Sandstorms are a regular part of life in Beijing. But in recent years, they have become more intense as a result of spreading desertification in China's arid north and northwest, yet another indicator of the country's growing environmental crisis. As much as one-third of the country is now covered in desert, and the number of sandstorms has jumped six-fold in the last six decades to two dozen a year, estimates the Chinese Academy of Sciences.

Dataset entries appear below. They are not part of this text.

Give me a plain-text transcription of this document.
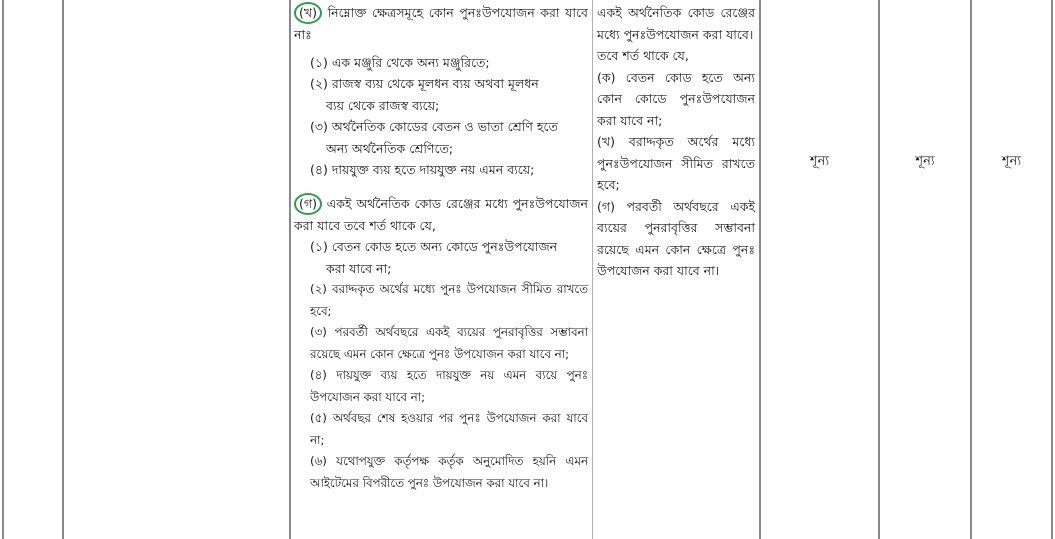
(খ) নিম্নোক্ত ক্ষেত্রসমূহে কোন পুনঃউপযোজন করা যাবে নাঃ

(১) এক মঞ্জুরি থেকে অন্য মঞ্জুরিতে;

(২) রাজস্ব ব্যয় থেকে মূলধন ব্যয় অথবা মূলধন

ব্যয় থেকে রাজস্ব ব্যয়ে;

(৩) অর্থনৈতিক কোডের বেতন ও ভাতা শ্রেণি হতে

অন্য অর্থনৈতিক শ্রেণিতে;

(৪) দায়যুক্ত ব্যয় হতে দায়যুক্ত নয় এমন ব্যয়ে;

(গ) একই অর্থনৈতিক কোড রেঞ্জের মধ্যে পুনঃউপযোজন করা যাবে তবে শর্ত থাকে যে,

(১) বেতন কোড হতে অন্য কোডে পুনঃউপযোজন

করা যাবে না;

(২) বরাদ্দকৃত অর্থের মধ্যে পুনঃ উপযোজন সীমিত রাখতে হবে;

(৩) পরবর্তী অর্থবছরে একই ব্যয়ের পুনরাবৃত্তির সম্ভাবনা রয়েছে এমন কোন ক্ষেত্রে পুনঃ উপযোজন করা যাবে না;

(৪) দায়যুক্ত ব্যয় হতে দায়যুক্ত নয় এমন ব্যয়ে পুনঃ উপযোজন করা যাবে না;

(৫) অর্থবছর শেষ হওয়ার পর পুনঃ উপযোজন করা যাবে না;

(৬) যথোপযুক্ত কর্তৃপক্ষ কর্তৃক অনুমোদিত হয়নি এমন আইটেমের বিপরীতে পুনঃ উপযোজন করা যাবে না।

একই অর্থনৈতিক কোড রেঞ্জের মধ্যে পুনঃউপযোজন করা যাবে।

তবে শর্ত থাকে যে,

(ক) বেতন কোড হতে অন্য কোন কোডে পুনঃউপযোজন করা যাবে না;

(খ) বরাদ্দকৃত অর্থের মধ্যে পুনঃউপযোজন সীমিত রাখতে হবে;

(গ) পরবর্তী অর্থবছরে একই ব্যয়ের পুনরাবৃত্তির সম্ভাবনা রয়েছে এমন কোন ক্ষেত্রে পুনঃ উপযোজন করা যাবে না।

শূন্য	শূন্য	শূন্য
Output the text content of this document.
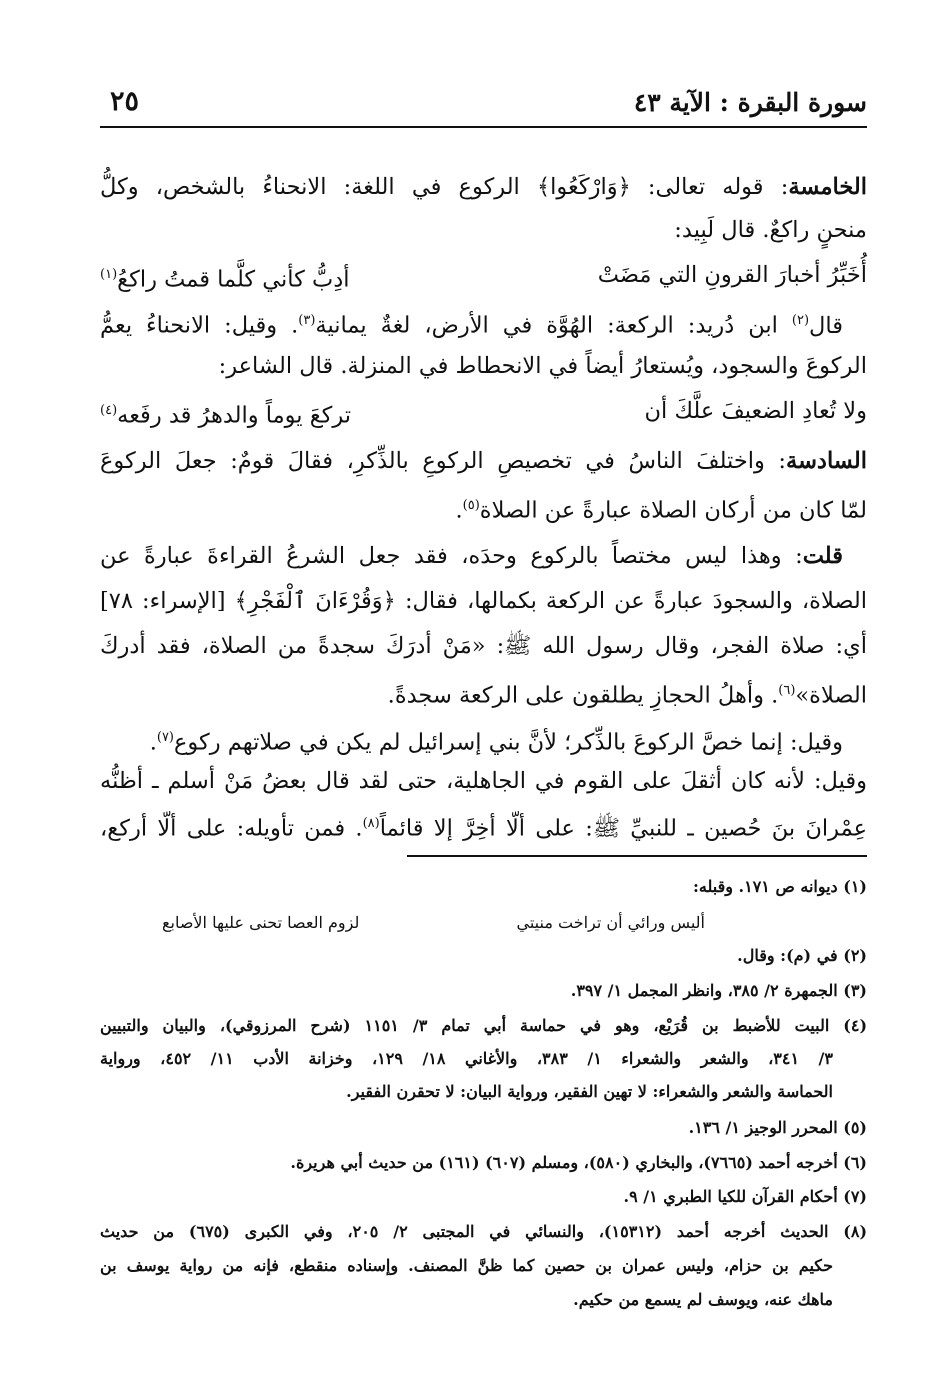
سورة البقرة : الآية ٤٣
٢٥
الخامسة: قوله تعالى: ﴿وَارْكَعُوا﴾ الركوع في اللغة: الانحناءُ بالشخص، وكلُّ
منحنٍ راكعٌ. قال لَبِيد:
أُخَبِّرُ أخبارَ القرونِ التي مَضَتْ
أدِبُّ كأني كلَّما قمتُ راكعُ$^{(١)}$
قال$^{(٢)}$ ابن دُريد: الركعة: الهُوَّة في الأرض، لغةٌ يمانية$^{(٣)}$. وقيل: الانحناءُ يعمُّ
الركوعَ والسجود، ويُستعارُ أيضاً في الانحطاط في المنزلة. قال الشاعر:
ولا تُعادِ الضعيفَ علَّكَ أن
تركعَ يوماً والدهرُ قد رفَعه$^{(٤)}$
السادسة: واختلفَ الناسُ في تخصيصِ الركوعِ بالذِّكرِ، فقالَ قومٌ: جعلَ الركوعَ
لمّا كان من أركان الصلاة عبارةً عن الصلاة$^{(٥)}$.
قلت: وهذا ليس مختصاً بالركوع وحدَه، فقد جعل الشرعُ القراءةَ عبارةً عن
الصلاة، والسجودَ عبارةً عن الركعة بكمالها، فقال: ﴿وَقُرْءَانَ ٱلْفَجْرِ﴾ [الإسراء: ٧٨]
أي: صلاة الفجر، وقال رسول الله ﷺ: «مَنْ أدرَكَ سجدةً من الصلاة، فقد أدركَ
الصلاة»$^{(٦)}$. وأهلُ الحجازِ يطلقون على الركعة سجدةً.
وقيل: إنما خصَّ الركوعَ بالذِّكر؛ لأنَّ بني إسرائيل لم يكن في صلاتهم ركوع$^{(٧)}$.
وقيل: لأنه كان أثقلَ على القوم في الجاهلية، حتى لقد قال بعضُ مَنْ أسلم ـ أظنُّه
عِمْرانَ بنَ حُصين ـ للنبيِّ ﷺ: على ألّا أخِرَّ إلا قائماً$^{(٨)}$. فمن تأويله: على ألّا أركع،
(١) ديوانه ص ١٧١. وقبله:
أليس ورائي أن تراخت منيتي
لزوم العصا تحنى عليها الأصابع
(٢) في (م): وقال.
(٣) الجمهرة ٢/ ٣٨٥، وانظر المجمل ١/ ٣٩٧.
(٤) البيت للأضبط بن قُرَيْع، وهو في حماسة أبي تمام ٣/ ١١٥١ (شرح المرزوقي)، والبيان والتبيين
٣/ ٣٤١، والشعر والشعراء ١/ ٣٨٣، والأغاني ١٨/ ١٢٩، وخزانة الأدب ١١/ ٤٥٢، ورواية
الحماسة والشعر والشعراء: لا تهين الفقير، ورواية البيان: لا تحقرن الفقير.
(٥) المحرر الوجيز ١/ ١٣٦.
(٦) أخرجه أحمد (٧٦٦٥)، والبخاري (٥٨٠)، ومسلم (٦٠٧) (١٦١) من حديث أبي هريرة.
(٧) أحكام القرآن للكيا الطبري ١/ ٩.
(٨) الحديث أخرجه أحمد (١٥٣١٢)، والنسائي في المجتبى ٢/ ٢٠٥، وفي الكبرى (٦٧٥) من حديث
حكيم بن حزام، وليس عمران بن حصين كما ظنَّ المصنف. وإسناده منقطع، فإنه من رواية يوسف بن
ماهك عنه، ويوسف لم يسمع من حكيم.
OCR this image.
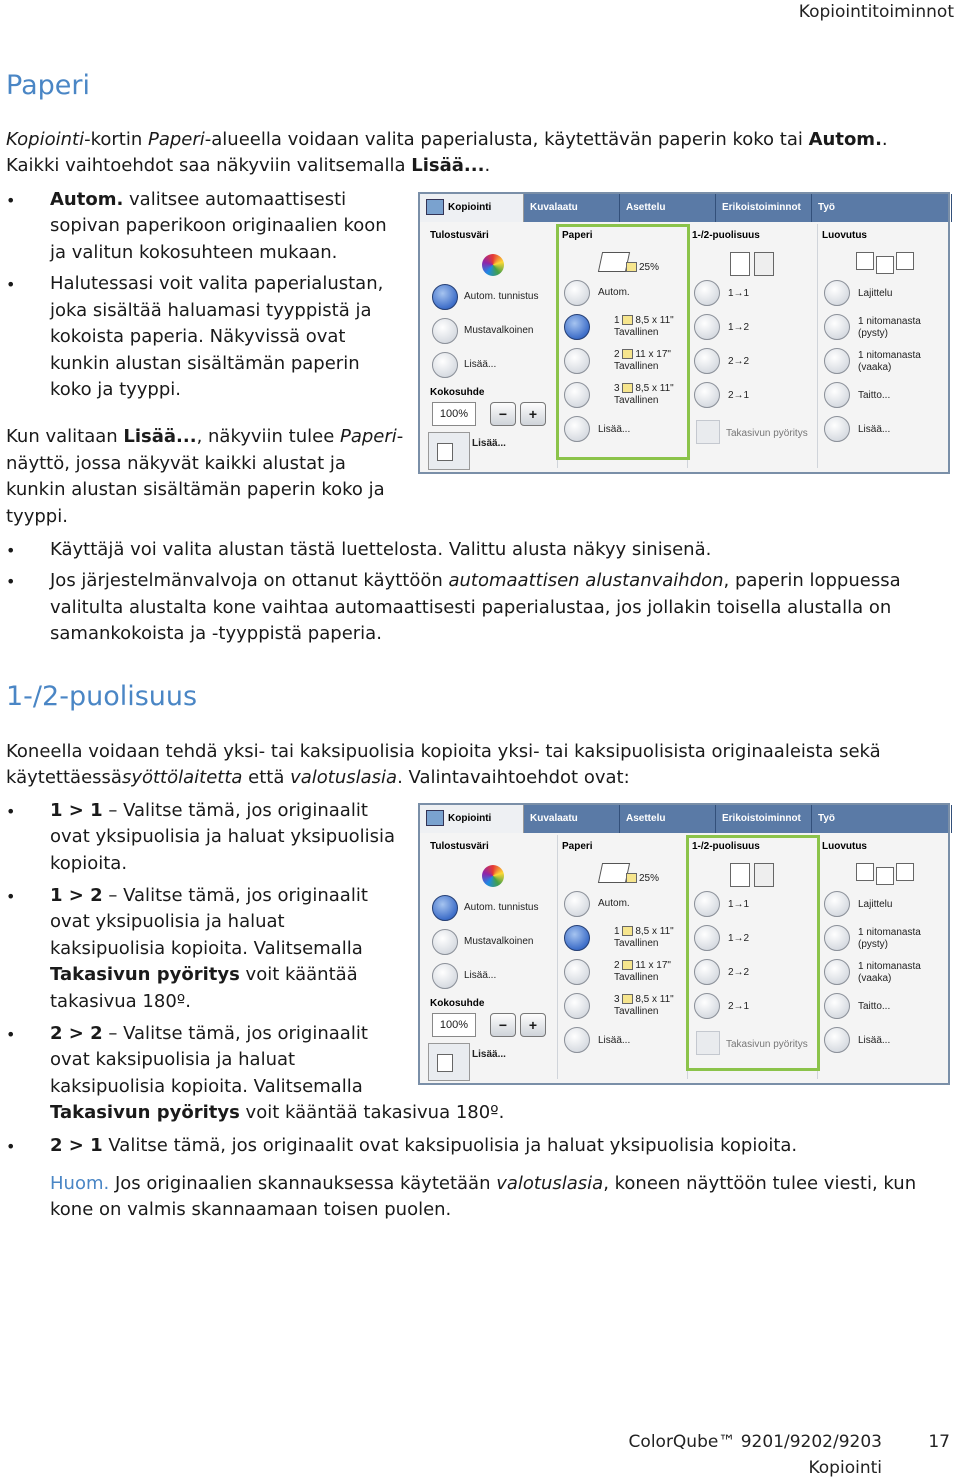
Kopiointitoiminnot
Paperi

Kopiointi-kortin Paperi-alueella voidaan valita paperialusta, käytettävän paperin koko tai Autom..

Kaikki vaihtoehdot saa näkyviin valitsemalla Lisää....

• Autom. valitsee automaattisesti

sopivan paperikoon originaalien koon

ja valitun kokosuhteen mukaan.

• Halutessasi voit valita paperialustan,

joka sisältää haluamasi tyyppistä ja

kokoista paperia. Näkyvissä ovat

kunkin alustan sisältämän paperin

koko ja tyyppi.

Kun valitaan Lisää..., näkyviin tulee Paperi-

näyttö, jossa näkyvät kaikki alustat ja

kunkin alustan sisältämän paperin koko ja

tyyppi.

• Käyttäjä voi valita alustan tästä luettelosta. Valittu alusta näkyy sinisenä.

• Jos järjestelmänvalvoja on ottanut käyttöön automaattisen alustanvaihdon, paperin loppuessa

valitulta alustalta kone vaihtaa automaattisesti paperialustaa, jos jollakin toisella alustalla on

samankokoista ja -tyyppistä paperia.

1-/2-puolisuus

Koneella voidaan tehdä yksi- tai kaksipuolisia kopioita yksi- tai kaksipuolisista originaaleista sekä

käytettäessäsyöttölaitetta että valotuslasia. Valintavaihtoehdot ovat:

• 1 > 1 – Valitse tämä, jos originaalit

ovat yksipuolisia ja haluat yksipuolisia

kopioita.

• 1 > 2 – Valitse tämä, jos originaalit

ovat yksipuolisia ja haluat

kaksipuolisia kopioita. Valitsemalla

Takasivun pyöritys voit kääntää

takasivua 180º.

• 2 > 2 – Valitse tämä, jos originaalit

ovat kaksipuolisia ja haluat

kaksipuolisia kopioita. Valitsemalla

Takasivun pyöritys voit kääntää takasivua 180º.

• 2 > 1 Valitse tämä, jos originaalit ovat kaksipuolisia ja haluat yksipuolisia kopioita.

Huom. Jos originaalien skannauksessa käytetään valotuslasia, koneen näyttöön tulee viesti, kun

kone on valmis skannaamaan toisen puolen.

Kopiointi	Kuvalaatu	Asettelu	Erikoistoiminnot	Työ
Tulostusväri	Paperi	1-/2-puolisuus	Luovutus
Autom. tunnistus
Mustavalkoinen
Lisää...
Kokosuhde
100%	−	+
Lisää...
25%
Autom.
1 8,5 x 11"
Tavallinen
2 11 x 17"
Tavallinen
3 8,5 x 11"
Tavallinen
Lisää...
1→1
1→2
2→2
2→1
Takasivun pyöritys
Lajittelu
1 nitomanasta
(pysty)
1 nitomanasta
(vaaka)
Taitto...
Lisää...
Kopiointi	Kuvalaatu	Asettelu	Erikoistoiminnot	Työ
Tulostusväri	Paperi	1-/2-puolisuus	Luovutus
Autom. tunnistus
Mustavalkoinen
Lisää...
Kokosuhde
100%	−	+
Lisää...
25%
Autom.
1 8,5 x 11"
Tavallinen
2 11 x 17"
Tavallinen
3 8,5 x 11"
Tavallinen
Lisää...
1→1
1→2
2→2
2→1
Takasivun pyöritys
Lajittelu
1 nitomanasta
(pysty)
1 nitomanasta
(vaaka)
Taitto...
Lisää...
ColorQube™ 9201/9202/9203
Kopiointi
17
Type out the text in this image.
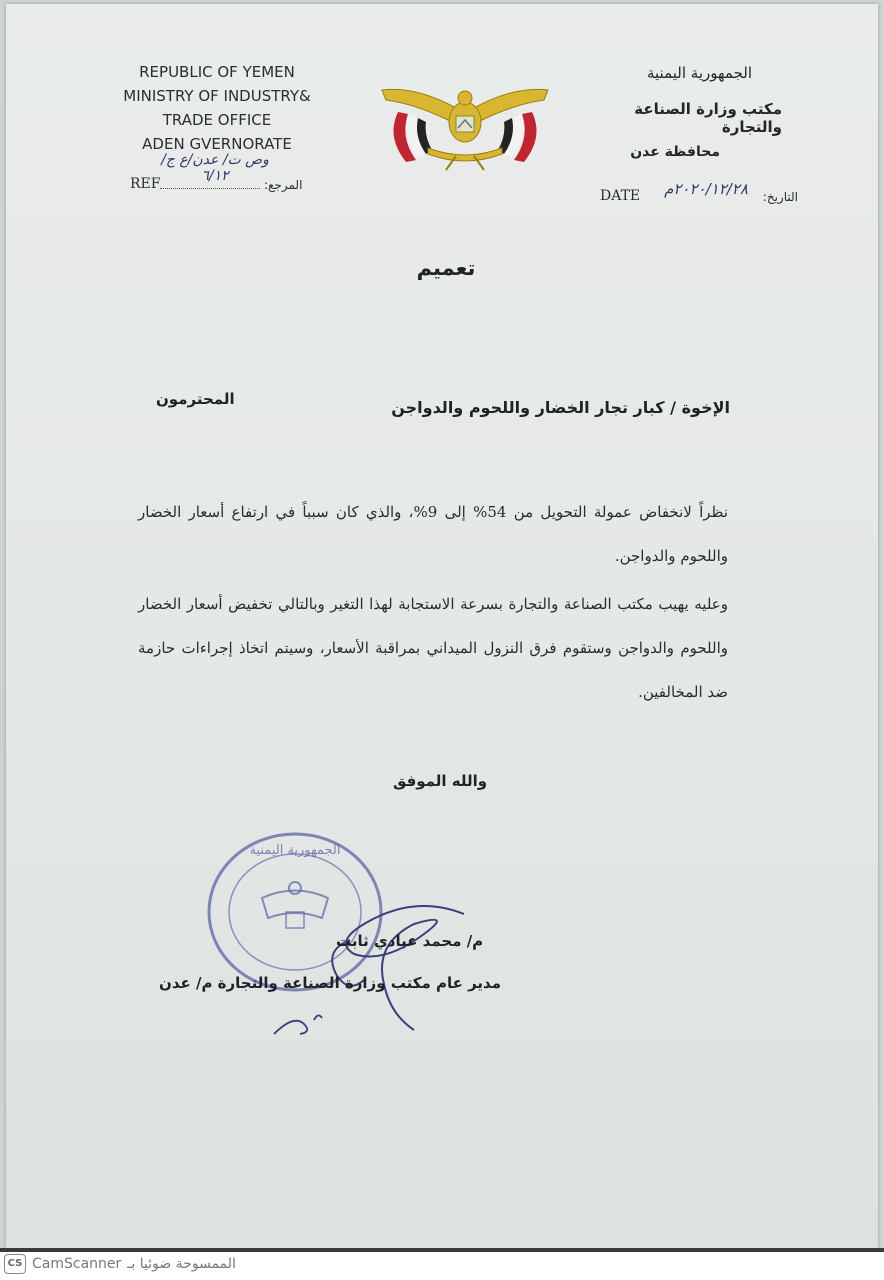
REPUBLIC OF YEMEN
MINISTRY OF INDUSTRY&
TRADE OFFICE
ADEN GVERNORATE
REF
وص ت/ عدن/ع ج/٦/١٢
المرجع:
الجمهورية اليمنية
مكتب وزارة الصناعة والتجارة
محافظة عدن
DATE ٢٠٢٠/١٢/٢٨م	التاريخ:
تعميم
الإخوة / كبار تجار الخضار واللحوم والدواجن
المحترمون
نظراً لانخفاض عمولة التحويل من 54% إلى 9%، والذي كان سبباً في ارتفاع أسعار الخضار واللحوم والدواجن.
وعليه يهيب مكتب الصناعة والتجارة بسرعة الاستجابة لهذا التغير وبالتالي تخفيض أسعار الخضار واللحوم والدواجن وستقوم فرق النزول الميداني بمراقبة الأسعار، وسيتم اتخاذ إجراءات حازمة ضد المخالفين.
والله الموفق
الجمهورية اليمنية
م/ محمد عبادي ثابت
مدير عام مكتب وزارة الصناعة والتجارة م/ عدن
CS CamScanner الممسوحة ضوئيا بـ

Before the storms hit Beijing this weekend, they had, for two weeks, ravaged much of the northwest, from western Xinjiang to Inner Mongolia. On Saturday, it was the turn of Beijingers to wake up to an eerie, orange-red sky. Thick, red mushroom clouds of dust rained down tonnes of sand for hours, covering cars, sprinkling Tiananmen Square with yellow dust and confining people to their homes. The Meteorological Bureau issued a warning to residents to stay indoors with the air quality reaching “hazardous” levels, albeit a far from unusual occurrence in one of the world's most polluted cities.
Getting worse
Resident Liao Jianlin (53) said he could not recall storms of such scale when he was growing up in this city. “The storms are getting worse now every year, there was little sandy weather during the '80s or '90s,” he told The Hindu . “The most serious period was the early 2000s, when this would happen more than 10 times a year.”
He said the government needed to pay more attention “to the health of the environment.”
“The government should put in more regulations to stop the factories that continue to illegally pollute,” Mr. Jianlin said.
Guo Hu, head of the Beijing Meteorological Station, said the situation had begun to improve following afforestation drives in recent years. The city had only one sandstorm last year, he told State-run Xinhua news agency.
The storms were still far worse in the country's northern areas, said Wu Guang, a native of Zhangjiakou in Hebei province, which borders Inner Mongolia and faces the full impact of the Gobi desert's winds.
“Back home, the storms are much stronger,” said Mr. Wu, who moved to Beijing five years ago.